Mr Artner nodded. “I am sorry, Mr. Smith, to have to be the one to be telling you this, but Mrs. Valma passed away a week ago. She left a letter with me a couple of hours before her demise with the explicit instructions that it be hand delivered to you today. She also made changes to her will. Everything she owns has been left to you.”

The details that Mr Artner rattled off didn’t register in Peter’s numbed mind. All he could think of was that his beautiful, vibrant Stella was no more: all that was left of her was the big, thick, cream envelope lying in the centre of Mr Artner’s desk.

“How did she die?” Peter suddenly asked, interrupting Mr Artner’s flow of explanations.

He blinked back at Peter through his now spotless glasses. “She overdosed on her husband’s medications.”

“Suicide,” breathed Peter.

“Yes.”

My love;

You must now hate me for what I had to do. But please give me this one last chance to explain myself.

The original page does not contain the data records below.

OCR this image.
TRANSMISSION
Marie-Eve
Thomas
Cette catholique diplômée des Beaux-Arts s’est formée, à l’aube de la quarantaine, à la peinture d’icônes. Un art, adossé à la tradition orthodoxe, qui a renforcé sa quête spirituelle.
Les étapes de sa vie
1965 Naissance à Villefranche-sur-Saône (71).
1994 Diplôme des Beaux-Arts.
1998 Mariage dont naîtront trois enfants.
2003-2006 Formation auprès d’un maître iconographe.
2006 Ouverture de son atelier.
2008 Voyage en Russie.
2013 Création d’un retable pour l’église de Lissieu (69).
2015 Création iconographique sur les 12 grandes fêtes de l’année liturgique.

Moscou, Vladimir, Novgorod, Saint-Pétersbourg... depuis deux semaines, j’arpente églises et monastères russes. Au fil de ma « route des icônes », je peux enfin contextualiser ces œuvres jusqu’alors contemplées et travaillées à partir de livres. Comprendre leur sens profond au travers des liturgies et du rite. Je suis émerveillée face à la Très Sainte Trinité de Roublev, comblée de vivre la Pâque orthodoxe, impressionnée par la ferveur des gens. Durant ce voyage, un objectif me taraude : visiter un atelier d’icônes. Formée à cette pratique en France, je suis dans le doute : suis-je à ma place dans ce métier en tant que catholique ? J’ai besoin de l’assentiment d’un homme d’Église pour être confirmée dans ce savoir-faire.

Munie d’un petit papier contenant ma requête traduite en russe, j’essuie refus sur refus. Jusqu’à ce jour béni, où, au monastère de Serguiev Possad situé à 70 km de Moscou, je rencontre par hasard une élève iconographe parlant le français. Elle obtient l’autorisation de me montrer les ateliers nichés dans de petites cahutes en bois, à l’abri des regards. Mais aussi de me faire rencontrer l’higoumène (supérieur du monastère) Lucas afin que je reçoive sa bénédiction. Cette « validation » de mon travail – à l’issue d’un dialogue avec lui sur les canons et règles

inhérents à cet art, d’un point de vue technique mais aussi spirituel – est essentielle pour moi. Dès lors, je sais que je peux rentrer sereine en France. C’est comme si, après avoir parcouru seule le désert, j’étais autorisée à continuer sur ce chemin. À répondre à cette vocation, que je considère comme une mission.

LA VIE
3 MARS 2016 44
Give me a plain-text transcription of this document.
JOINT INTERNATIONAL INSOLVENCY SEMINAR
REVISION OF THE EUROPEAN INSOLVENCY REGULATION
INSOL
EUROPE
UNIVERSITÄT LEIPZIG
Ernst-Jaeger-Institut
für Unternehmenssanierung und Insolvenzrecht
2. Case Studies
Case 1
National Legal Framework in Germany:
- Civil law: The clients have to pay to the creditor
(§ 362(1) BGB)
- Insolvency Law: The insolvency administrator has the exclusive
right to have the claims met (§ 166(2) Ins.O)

I know we would have been so happy together. It was in your eyes each time I saw you. How can two people fall in love over a pharmacy counter? I would have said before meeting you that it was impossible, but it happened to us. How ironic that I didn’t come a mere three years ago to get my medication from you – I would have been a free woman. I know we could have been together now that I am a widow. But Peter, this would have poisoned our relationship. I didn’t want to love you only to lose you, so I decided to remove myself from your life. I knew that moving away wouldn’t be enough – you would follow me to the ends of the earth, and even if you didn’t, we would have been thrown together again. You remember how it was.

I have sent you my journals from the day we met to about a week ago. It’s the only thing that I wanted to make sure you received. I left you all my worldly possessions, and I left you my heart.

May you find eternal happiness my love.

Stella

Peter walked aimlessly, Stella’s last letter to him tucked haphazardly in his shirt pocket. It was ironic that the reason she’d killed herself wasn’t even valid. He hadn’t been able to do the switch; his conscience had weighed too heavily on him, and he had given Stella’s husband his normal medication. He should have told her, right then and there – but how could he have known the husband would die the very same week? Stella had been right; he’d been a mean bastard until the very last day of his life, his death timed in a way to separate Peter and Stella. And it seemed that Peter had been right about himself all along – he was able to kill, except he had killed the one he loved.

He left the docks very late that night, going home to nothing. How long he’d last was a mystery – and maybe he’d find out he had the strength to take yet another life.